Queens rents rose year over year for 16th consecutive month; Brooklyn landlords offered most concessions in 14 months

Apartment for rent
Tom McGhee/Getty Images

Manhattan residential landlords had a happy holiday as median rents rose to an all-time high for a December. Three-bedroom apartments and larger had the biggest year-on-year gains.

The median Manhattan rent in December rose 16.5% from a year earlier to $4,048. Though that was a record for December, there were some signs the market may be easing in Manhattan, Queens and Brooklyn after steady gains through much of last year, according to a report by Miller Samuel Inc. and brokerage Douglas Elliman Real Estate.

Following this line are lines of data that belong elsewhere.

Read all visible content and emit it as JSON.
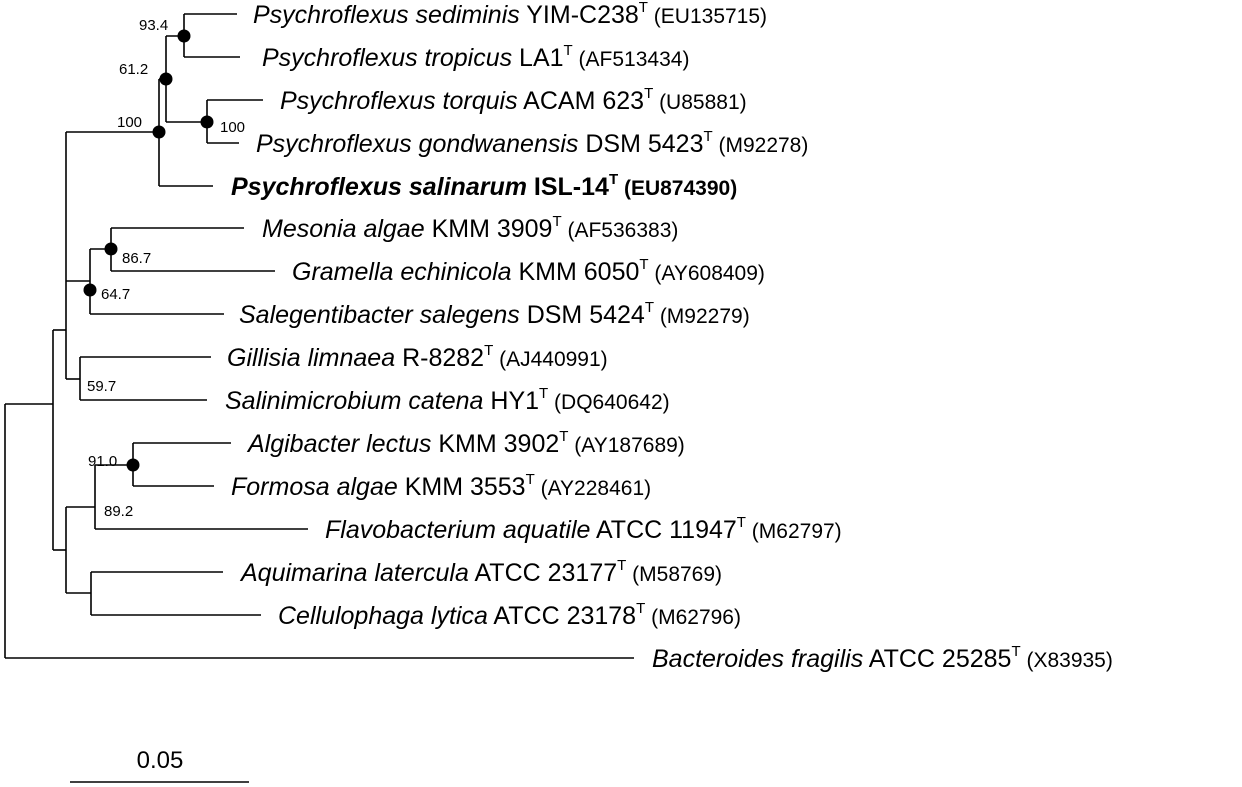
{
  "taxa": [
    {
      "genus": "Psychroflexus",
      "species": "sediminis",
      "strain": "YIM-C238",
      "type_mark": "T",
      "accession": "(EU135715)",
      "bold": false
    },
    {
      "genus": "Psychroflexus",
      "species": "tropicus",
      "strain": "LA1",
      "type_mark": "T",
      "accession": "(AF513434)",
      "bold": false
    },
    {
      "genus": "Psychroflexus",
      "species": "torquis",
      "strain": "ACAM 623",
      "type_mark": "T",
      "accession": "(U85881)",
      "bold": false
    },
    {
      "genus": "Psychroflexus",
      "species": "gondwanensis",
      "strain": "DSM 5423",
      "type_mark": "T",
      "accession": "(M92278)",
      "bold": false
    },
    {
      "genus": "Psychroflexus",
      "species": "salinarum",
      "strain": "ISL-14",
      "type_mark": "T",
      "accession": "(EU874390)",
      "bold": true
    },
    {
      "genus": "Mesonia",
      "species": "algae",
      "strain": "KMM 3909",
      "type_mark": "T",
      "accession": "(AF536383)",
      "bold": false
    },
    {
      "genus": "Gramella",
      "species": "echinicola",
      "strain": "KMM 6050",
      "type_mark": "T",
      "accession": "(AY608409)",
      "bold": false
    },
    {
      "genus": "Salegentibacter",
      "species": "salegens",
      "strain": "DSM 5424",
      "type_mark": "T",
      "accession": "(M92279)",
      "bold": false
    },
    {
      "genus": "Gillisia",
      "species": "limnaea",
      "strain": "R-8282",
      "type_mark": "T",
      "accession": "(AJ440991)",
      "bold": false
    },
    {
      "genus": "Salinimicrobium",
      "species": "catena",
      "strain": "HY1",
      "type_mark": "T",
      "accession": "(DQ640642)",
      "bold": false
    },
    {
      "genus": "Algibacter",
      "species": "lectus",
      "strain": "KMM 3902",
      "type_mark": "T",
      "accession": "(AY187689)",
      "bold": false
    },
    {
      "genus": "Formosa",
      "species": "algae",
      "strain": "KMM 3553",
      "type_mark": "T",
      "accession": "(AY228461)",
      "bold": false
    },
    {
      "genus": "Flavobacterium",
      "species": "aquatile",
      "strain": "ATCC 11947",
      "type_mark": "T",
      "accession": "(M62797)",
      "bold": false
    },
    {
      "genus": "Aquimarina",
      "species": "latercula",
      "strain": "ATCC 23177",
      "type_mark": "T",
      "accession": "(M58769)",
      "bold": false
    },
    {
      "genus": "Cellulophaga",
      "species": "lytica",
      "strain": "ATCC 23178",
      "type_mark": "T",
      "accession": "(M62796)",
      "bold": false
    },
    {
      "genus": "Bacteroides",
      "species": "fragilis",
      "strain": "ATCC 25285",
      "type_mark": "T",
      "accession": "(X83935)",
      "bold": false
    }
  ],
  "bootstrap": [
    "93.4",
    "61.2",
    "100",
    "100",
    "86.7",
    "64.7",
    "59.7",
    "91.0",
    "89.2"
  ],
  "scale_bar": {
    "label": "0.05"
  }
}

In Manhattan, the median rent fell for four of the past five months since reaching a record in July, while the vacancy rate rose for an eighth straight month. Demand for rentals, however, isn't likely to ease much while sales prices and financing costs remain high.

"The market is still robust on the rental side, especially in Manhattan," said Hal D. Gavzie, executive vice president for residential leasing at Douglas Elliman. ``We are seeing more people enter the rental market, with the high mortgage rates making it more expensive to buy."

Key Takeaways

  • Manhattan median apartment rents rose to an all-time high for December.
  • Manhattan vacancy rate rose for eighth straight month.
  • Brooklyn median rent was up 18% from a year earlier and unchanged from November.
  • Queens median rent fell below $3,000 for the first time since May.


In Brooklyn, median rent in December was $3,300, unchanged from November and up 18% from December 2021. New lease signings in Brooklyn fell for a third straight month, while landlords offered the most concessions in 14 months -- amounting to 1.4 months' free rent.

The bargains for now are in Queens, where the median rent in December fell below $3,000 for the first time since May, to $2,809, down 12% from November and 0.6% from a year earlier, while the market share of landlord concessions rose to the highest level since May.

"In Queens, you’re definitely seeing landlords are a bit more flexible with their rents," Gavzie said. "A lot of these landlords are coming back from the peak of the pandemic and they need to get their apartments leased. At the end of the day, renters want to enjoy the New York City nightlife and if they can't afford Manhattan, then parts of Queens and Brooklyn are the next best alternatives."

In Manhattan, median rents for three-bedroom apartments and bigger rose 20% year on year to $7,191, while one-bedrooms rose 18% to $4,000 and two-bedrooms rose 17% to $5,500.

In Brooklyn, two-bedrooms had the biggest gains, rising 29% to $3,900. One-bedrooms rose 28% to $3,200 and three-bedrooms rose 18% to $4,000.

In Queens, three-bedroom apartments rose 1.4% to $3,500 year on year; studios fell 4.5% to $2,650 and two-bedrooms fell 4.1% to $3,600.